Publication information
- Publisher: Last Gasp
- Format: Ongoing series
- Publication date: 1972–1974
- No. of issues: 3

Creative team
- Created by: Barney Steel

= Armageddon (underground comic) =

Science fiction series created by Barney Steel

Armageddon is a 1972–1974 underground comic title published by Last Gasp. Written and illustrated by Barney Steel, the comic expressed an anarcho-capitalist philosophy, influenced by Ayn Rand, and explored sociopolitical themes.

==Publication history==
The first issue of Armageddon appeared as an issue of All-New Underground Comix. It is the only comic book from that series to continue onto its own series. Armageddon ran for three issues.

==Themes==
Armageddon #2 included a story which explored racism from an individualist perspective.
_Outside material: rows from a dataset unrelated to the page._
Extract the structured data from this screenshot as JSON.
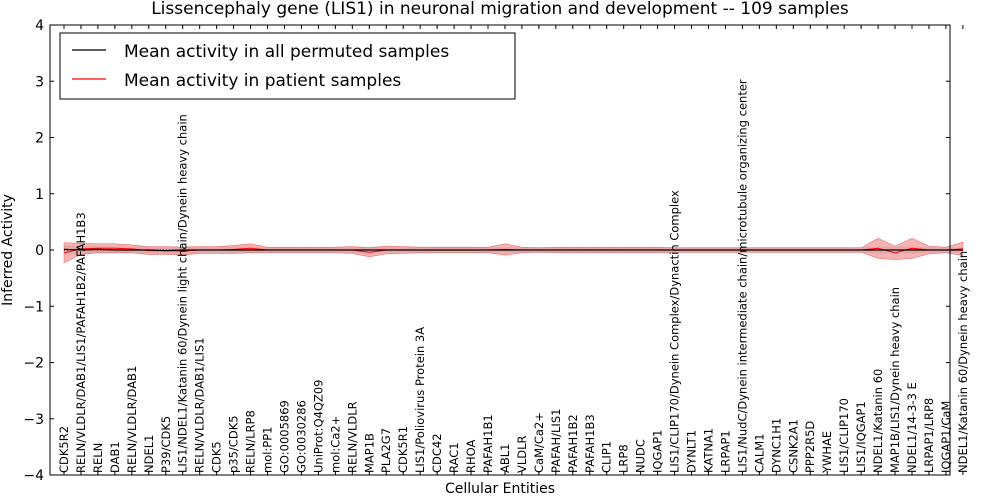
{
  "chart_data": {
    "type": "line",
    "title": "Lissencephaly gene (LIS1) in neuronal migration and development -- 109 samples",
    "xlabel": "Cellular Entities",
    "ylabel": "Inferred Activity",
    "ylim": [
      -4,
      4
    ],
    "yticks": [
      "−4",
      "−3",
      "−2",
      "−1",
      "0",
      "1",
      "2",
      "3",
      "4"
    ],
    "legend_position": "top-left",
    "colors": {
      "permuted": "#000000",
      "patient": "#ff0000",
      "patient_band": "#f08080",
      "permuted_band": "#b8b8b8"
    },
    "categories": [
      "CDK5R2",
      "RELN/VLDLR/DAB1/LIS1/PAFAH1B2/PAFAH1B3",
      "RELN",
      "DAB1",
      "RELN/VLDLR/DAB1",
      "NDEL1",
      "P39/CDK5",
      "LIS1/NDEL1/Katanin 60/Dynein light chain/Dynein heavy chain",
      "RELN/VLDLR/DAB1/LIS1",
      "CDK5",
      "p35/CDK5",
      "RELN/LRP8",
      "mol:PP1",
      "GO:0005869",
      "GO:0030286",
      "UniProt:Q4QZ09",
      "mol:Ca2+",
      "RELN/VLDLR",
      "MAP1B",
      "PLA2G7",
      "CDK5R1",
      "LIS1/Poliovirus Protein 3A",
      "CDC42",
      "RAC1",
      "RHOA",
      "PAFAH1B1",
      "ABL1",
      "VLDLR",
      "CaM/Ca2+",
      "PAFAH/LIS1",
      "PAFAH1B2",
      "PAFAH1B3",
      "CLIP1",
      "LRP8",
      "NUDC",
      "IQGAP1",
      "LIS1/CLIP170/Dynein Complex/Dynactin Complex",
      "DYNLT1",
      "KATNA1",
      "LRPAP1",
      "LIS1/NudC/Dynein intermediate chain/microtubule organizing center",
      "CALM1",
      "DYNC1H1",
      "CSNK2A1",
      "PPP2R5D",
      "YWHAE",
      "LIS1/CLIP170",
      "LIS1/IQGAP1",
      "NDEL1/Katanin 60",
      "MAP1B/LIS1/Dynein heavy chain",
      "NDEL1/14-3-3 E",
      "LRPAP1/LRP8",
      "IQGAP1/CaM",
      "NDEL1/Katanin 60/Dynein heavy chain"
    ],
    "series": [
      {
        "name": "Mean activity in all permuted samples",
        "values": [
          0.01,
          0.0,
          0.01,
          0.0,
          0.0,
          0.0,
          -0.01,
          0.0,
          0.0,
          0.0,
          0.0,
          0.0,
          0.0,
          0.0,
          0.0,
          0.0,
          0.0,
          0.0,
          0.0,
          0.0,
          0.0,
          0.0,
          0.0,
          0.0,
          0.0,
          0.0,
          0.0,
          0.0,
          0.0,
          0.0,
          0.0,
          0.0,
          0.0,
          0.0,
          0.0,
          0.0,
          0.0,
          0.0,
          0.0,
          0.0,
          0.0,
          0.0,
          0.0,
          0.0,
          0.0,
          0.0,
          0.0,
          0.0,
          0.0,
          0.0,
          0.0,
          0.0,
          0.0,
          0.0
        ],
        "band": [
          0.08,
          0.07,
          0.07,
          0.06,
          0.06,
          0.06,
          0.06,
          0.07,
          0.06,
          0.06,
          0.06,
          0.06,
          0.05,
          0.05,
          0.05,
          0.05,
          0.05,
          0.06,
          0.06,
          0.05,
          0.05,
          0.06,
          0.06,
          0.06,
          0.06,
          0.05,
          0.05,
          0.05,
          0.05,
          0.05,
          0.05,
          0.05,
          0.05,
          0.05,
          0.05,
          0.05,
          0.05,
          0.05,
          0.05,
          0.05,
          0.05,
          0.05,
          0.05,
          0.05,
          0.05,
          0.05,
          0.05,
          0.05,
          0.06,
          0.06,
          0.06,
          0.05,
          0.05,
          0.05
        ]
      },
      {
        "name": "Mean activity in patient samples",
        "values": [
          -0.05,
          0.02,
          0.03,
          0.03,
          0.02,
          -0.01,
          -0.01,
          -0.02,
          0.0,
          0.0,
          0.01,
          0.03,
          0.0,
          0.0,
          0.0,
          0.0,
          0.0,
          0.0,
          -0.04,
          0.0,
          0.0,
          0.0,
          0.0,
          0.0,
          0.0,
          0.0,
          0.01,
          0.0,
          0.0,
          0.0,
          0.0,
          0.0,
          0.0,
          0.0,
          0.0,
          0.0,
          0.0,
          0.0,
          0.0,
          0.0,
          0.0,
          0.0,
          0.0,
          0.0,
          0.0,
          0.0,
          0.0,
          0.0,
          0.03,
          -0.05,
          0.03,
          0.0,
          0.0,
          0.02
        ],
        "band": [
          0.18,
          0.1,
          0.08,
          0.08,
          0.07,
          0.07,
          0.07,
          0.07,
          0.06,
          0.06,
          0.07,
          0.08,
          0.05,
          0.05,
          0.05,
          0.05,
          0.05,
          0.06,
          0.08,
          0.07,
          0.06,
          0.05,
          0.05,
          0.05,
          0.05,
          0.05,
          0.1,
          0.05,
          0.04,
          0.05,
          0.05,
          0.05,
          0.05,
          0.05,
          0.05,
          0.05,
          0.04,
          0.04,
          0.04,
          0.04,
          0.04,
          0.04,
          0.04,
          0.04,
          0.04,
          0.04,
          0.04,
          0.04,
          0.18,
          0.12,
          0.18,
          0.07,
          0.05,
          0.12
        ]
      }
    ]
  }
}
The story focused on an African-American gold miner and a Caucasian logger who marry spouses of the opposite race (the gold miner marries a white woman and the logger marries a black woman), form a business partnership, then participate in a sex orgy. Steel depicted white and black communities as equally racist, and expressed the view that in order to end racism, people should forget race and drop out of society to return to an economy based on gold and bartering. Steel's political views were anarcho-capitalist, with his philosophy taking inspiration from the writing of author/philosopher Ayn Rand. The satire of Steel's work was occasionally controversial, such as in the first issue, which depicted civil rights leader Martin Luther King Jr. sodomizing segregationist George Wallace.

==Reception==
Steel's comic books were regarded within underground comix circles as being right-wing. M. Steven Fox, in contrast, writing for Comixjoint, feels that Steel's influences from Objectivism makes him closer to Robert Crumb than right-wing pundits like Rush Limbaugh. Leonard Rifas, writing in Multicultural Comics: From Zap to Blue Beetle, calls Steel's dialogue "wooden". Frank R. Wallace describes the comic as being "philosophically flawed".